One of the side effects of corporate compliance dictates is that they may leave investors under the impression that are protected from malfeasance on the part of company directors.

However, the sad fact is that where an intent exists amongst controlling officers to enrich themselves wrongfully neither Sarbanes-Oxley, the Cadbury Code nor any other compliance structure is likely to save the trusting outside investor who, in the words of the late Richard Pryor, is likely to be taken hook, line and sinker...on dry land.

Initially this intent might inspire a selfish but legal attempt to mitigate the risks of financial downside to their often large insider equity holdings or their own possible poor job performance (somewhat self-fulfilling once said intent appears). Thus are spawned generous consulting roles, supine boards, interestingly conceived sign-on and exit packages, jobs for the boys and so forth. Any polite investor who has attempted to test or question the value of such items at an AGM or by phone and letter can attest to the difficulty and outright aggression sometimes encountered.
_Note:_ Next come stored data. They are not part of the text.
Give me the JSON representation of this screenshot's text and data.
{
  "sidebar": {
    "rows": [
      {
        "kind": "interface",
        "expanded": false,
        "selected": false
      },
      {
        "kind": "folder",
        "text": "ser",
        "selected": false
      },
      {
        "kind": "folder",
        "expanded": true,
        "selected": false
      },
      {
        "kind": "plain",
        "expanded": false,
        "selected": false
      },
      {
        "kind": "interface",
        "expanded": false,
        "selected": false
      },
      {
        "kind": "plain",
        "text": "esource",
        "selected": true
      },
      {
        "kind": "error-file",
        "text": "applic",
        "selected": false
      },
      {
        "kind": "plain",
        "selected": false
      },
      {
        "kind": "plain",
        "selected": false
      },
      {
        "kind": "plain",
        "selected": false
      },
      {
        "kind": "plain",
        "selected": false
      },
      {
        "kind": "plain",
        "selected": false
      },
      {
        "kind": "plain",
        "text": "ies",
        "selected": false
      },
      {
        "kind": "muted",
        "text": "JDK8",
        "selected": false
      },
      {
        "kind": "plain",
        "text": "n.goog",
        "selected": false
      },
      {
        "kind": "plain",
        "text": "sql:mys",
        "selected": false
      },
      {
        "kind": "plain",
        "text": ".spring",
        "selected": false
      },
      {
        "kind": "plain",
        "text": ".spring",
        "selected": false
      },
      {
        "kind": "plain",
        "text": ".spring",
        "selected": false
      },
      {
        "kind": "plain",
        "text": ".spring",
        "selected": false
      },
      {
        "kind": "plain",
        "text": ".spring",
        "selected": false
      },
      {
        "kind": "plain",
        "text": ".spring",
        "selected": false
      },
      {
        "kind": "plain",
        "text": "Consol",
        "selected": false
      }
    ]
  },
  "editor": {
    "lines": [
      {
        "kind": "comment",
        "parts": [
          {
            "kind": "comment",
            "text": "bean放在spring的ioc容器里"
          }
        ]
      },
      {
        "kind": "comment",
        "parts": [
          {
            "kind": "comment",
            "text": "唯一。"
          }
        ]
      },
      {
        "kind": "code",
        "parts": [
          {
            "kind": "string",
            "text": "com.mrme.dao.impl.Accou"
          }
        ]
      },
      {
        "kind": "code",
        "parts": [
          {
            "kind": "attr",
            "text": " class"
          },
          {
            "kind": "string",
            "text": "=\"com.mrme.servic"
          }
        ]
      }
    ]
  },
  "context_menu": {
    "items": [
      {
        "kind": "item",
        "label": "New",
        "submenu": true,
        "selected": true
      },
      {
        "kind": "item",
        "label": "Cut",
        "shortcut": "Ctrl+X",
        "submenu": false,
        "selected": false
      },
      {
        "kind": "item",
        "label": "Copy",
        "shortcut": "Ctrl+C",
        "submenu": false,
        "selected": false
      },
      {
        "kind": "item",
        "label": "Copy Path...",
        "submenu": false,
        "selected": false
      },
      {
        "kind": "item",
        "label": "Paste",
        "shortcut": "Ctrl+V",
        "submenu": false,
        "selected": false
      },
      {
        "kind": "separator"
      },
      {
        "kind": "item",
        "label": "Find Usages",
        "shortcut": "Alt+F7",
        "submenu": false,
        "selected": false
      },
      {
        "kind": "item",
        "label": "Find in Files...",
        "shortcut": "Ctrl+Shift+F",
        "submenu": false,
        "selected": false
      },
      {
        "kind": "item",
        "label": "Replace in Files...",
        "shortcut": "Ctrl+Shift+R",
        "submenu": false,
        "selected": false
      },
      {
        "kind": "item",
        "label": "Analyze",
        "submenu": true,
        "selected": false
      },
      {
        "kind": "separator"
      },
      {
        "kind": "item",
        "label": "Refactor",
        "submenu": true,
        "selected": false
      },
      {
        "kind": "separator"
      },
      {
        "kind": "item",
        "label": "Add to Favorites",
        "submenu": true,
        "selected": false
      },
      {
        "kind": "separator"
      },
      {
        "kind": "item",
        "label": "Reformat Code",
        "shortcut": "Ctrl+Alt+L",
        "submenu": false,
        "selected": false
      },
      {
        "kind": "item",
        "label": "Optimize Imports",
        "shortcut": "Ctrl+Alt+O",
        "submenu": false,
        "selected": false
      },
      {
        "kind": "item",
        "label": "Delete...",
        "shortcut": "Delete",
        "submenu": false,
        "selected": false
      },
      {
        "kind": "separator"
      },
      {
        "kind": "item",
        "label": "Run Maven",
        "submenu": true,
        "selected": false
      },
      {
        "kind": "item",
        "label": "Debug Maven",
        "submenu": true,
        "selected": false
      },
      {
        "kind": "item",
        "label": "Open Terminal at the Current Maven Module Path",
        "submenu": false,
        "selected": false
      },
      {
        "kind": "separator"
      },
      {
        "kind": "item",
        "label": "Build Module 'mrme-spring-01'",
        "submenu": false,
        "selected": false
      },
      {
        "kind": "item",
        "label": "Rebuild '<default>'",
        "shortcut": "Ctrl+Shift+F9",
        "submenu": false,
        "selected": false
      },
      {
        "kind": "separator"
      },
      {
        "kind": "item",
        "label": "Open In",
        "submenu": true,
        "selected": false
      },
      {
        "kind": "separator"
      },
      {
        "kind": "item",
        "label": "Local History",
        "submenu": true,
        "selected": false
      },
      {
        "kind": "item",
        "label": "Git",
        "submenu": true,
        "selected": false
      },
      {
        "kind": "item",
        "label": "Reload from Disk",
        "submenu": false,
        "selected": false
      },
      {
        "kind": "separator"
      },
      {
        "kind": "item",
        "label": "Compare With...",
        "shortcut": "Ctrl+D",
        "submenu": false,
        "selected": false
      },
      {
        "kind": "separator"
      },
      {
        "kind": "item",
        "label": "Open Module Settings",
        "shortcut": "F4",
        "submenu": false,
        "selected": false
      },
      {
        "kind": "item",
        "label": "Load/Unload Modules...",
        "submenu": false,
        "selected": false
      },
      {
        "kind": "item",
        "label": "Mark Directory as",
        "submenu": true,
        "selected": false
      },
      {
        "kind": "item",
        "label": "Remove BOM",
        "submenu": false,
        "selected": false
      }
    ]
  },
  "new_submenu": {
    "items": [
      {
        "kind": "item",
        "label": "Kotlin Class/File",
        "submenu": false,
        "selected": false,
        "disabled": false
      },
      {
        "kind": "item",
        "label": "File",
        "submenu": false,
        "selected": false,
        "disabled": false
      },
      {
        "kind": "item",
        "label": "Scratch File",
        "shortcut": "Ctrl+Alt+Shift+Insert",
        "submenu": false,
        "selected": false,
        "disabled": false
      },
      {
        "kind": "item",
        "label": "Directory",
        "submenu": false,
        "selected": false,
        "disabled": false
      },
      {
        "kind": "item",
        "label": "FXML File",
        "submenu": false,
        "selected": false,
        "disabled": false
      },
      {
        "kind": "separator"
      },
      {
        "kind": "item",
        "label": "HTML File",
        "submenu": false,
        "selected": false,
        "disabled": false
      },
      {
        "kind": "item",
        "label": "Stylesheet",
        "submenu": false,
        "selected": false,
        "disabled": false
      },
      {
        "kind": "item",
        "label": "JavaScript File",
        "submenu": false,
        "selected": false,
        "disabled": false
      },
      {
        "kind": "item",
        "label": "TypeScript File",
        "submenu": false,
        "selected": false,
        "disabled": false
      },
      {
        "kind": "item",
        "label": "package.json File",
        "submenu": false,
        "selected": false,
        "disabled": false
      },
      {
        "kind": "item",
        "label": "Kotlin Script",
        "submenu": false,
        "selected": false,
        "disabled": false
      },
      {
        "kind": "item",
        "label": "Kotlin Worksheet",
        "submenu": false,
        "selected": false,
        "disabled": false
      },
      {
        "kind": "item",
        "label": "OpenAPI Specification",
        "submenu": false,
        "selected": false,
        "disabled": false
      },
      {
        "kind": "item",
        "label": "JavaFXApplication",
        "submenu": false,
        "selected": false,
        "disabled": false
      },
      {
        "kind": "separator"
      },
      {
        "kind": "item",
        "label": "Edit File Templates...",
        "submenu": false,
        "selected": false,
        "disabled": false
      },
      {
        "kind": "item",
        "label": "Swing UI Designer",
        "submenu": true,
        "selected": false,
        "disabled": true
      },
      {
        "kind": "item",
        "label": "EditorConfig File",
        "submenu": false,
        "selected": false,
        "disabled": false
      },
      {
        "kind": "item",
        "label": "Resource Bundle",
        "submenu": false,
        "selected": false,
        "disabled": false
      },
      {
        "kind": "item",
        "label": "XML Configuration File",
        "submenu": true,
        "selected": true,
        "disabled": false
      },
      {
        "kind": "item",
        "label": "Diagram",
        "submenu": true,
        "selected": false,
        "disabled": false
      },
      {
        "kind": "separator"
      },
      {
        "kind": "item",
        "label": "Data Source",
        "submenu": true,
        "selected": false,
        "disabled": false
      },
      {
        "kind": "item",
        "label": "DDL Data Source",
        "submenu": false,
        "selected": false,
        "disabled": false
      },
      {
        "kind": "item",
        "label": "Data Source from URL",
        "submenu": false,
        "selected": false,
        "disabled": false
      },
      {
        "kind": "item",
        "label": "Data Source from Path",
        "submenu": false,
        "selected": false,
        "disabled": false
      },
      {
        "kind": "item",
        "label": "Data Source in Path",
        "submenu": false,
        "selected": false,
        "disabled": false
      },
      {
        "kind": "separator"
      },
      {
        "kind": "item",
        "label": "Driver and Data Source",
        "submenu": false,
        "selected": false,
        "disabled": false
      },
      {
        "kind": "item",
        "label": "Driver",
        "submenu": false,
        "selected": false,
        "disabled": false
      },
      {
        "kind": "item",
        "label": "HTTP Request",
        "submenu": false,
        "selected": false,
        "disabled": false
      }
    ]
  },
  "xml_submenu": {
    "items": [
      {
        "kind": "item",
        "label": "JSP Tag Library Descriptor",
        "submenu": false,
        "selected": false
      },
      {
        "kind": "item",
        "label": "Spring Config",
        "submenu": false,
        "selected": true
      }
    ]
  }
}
The story of Torex Retail plc is currently in full sprint in the UK. With possibly slightly more knowledge of the details than most it is tempting to wonder if this case fits the cynical view outlined above. Especially when one of the pseudo-accused held (until 3 hours ago) a non-executive directorship at one of this scribe’s holdings because, a reasonable deduction maintains, he knew the ex-Chief Exec very, very well. Non-execs are, of course, supposed to protect the shareholdi ignoranti from the potential selfishness that over-collegiality in the boardroom can bring. A guy whose home is raided by the Serious Fraud Office seems either unlucky or an unsuitable candidate for the role.

Of course, there is slightly more to it than that and it is all interesting. Amongst these aspects is a small Enron link with (probably) a big behavioural impact on one of the key players; a somewhat larger link to the lesser known circus that is iSoft plc; alleged physical intimidation by heavies involving a street chase; alleged threats of reputational ruin; alleged keeping of twin sets of books; and alleged insider dealing. And that is the short list – but it would be rash to prejudice what is certain to be a wider-reaching denouement.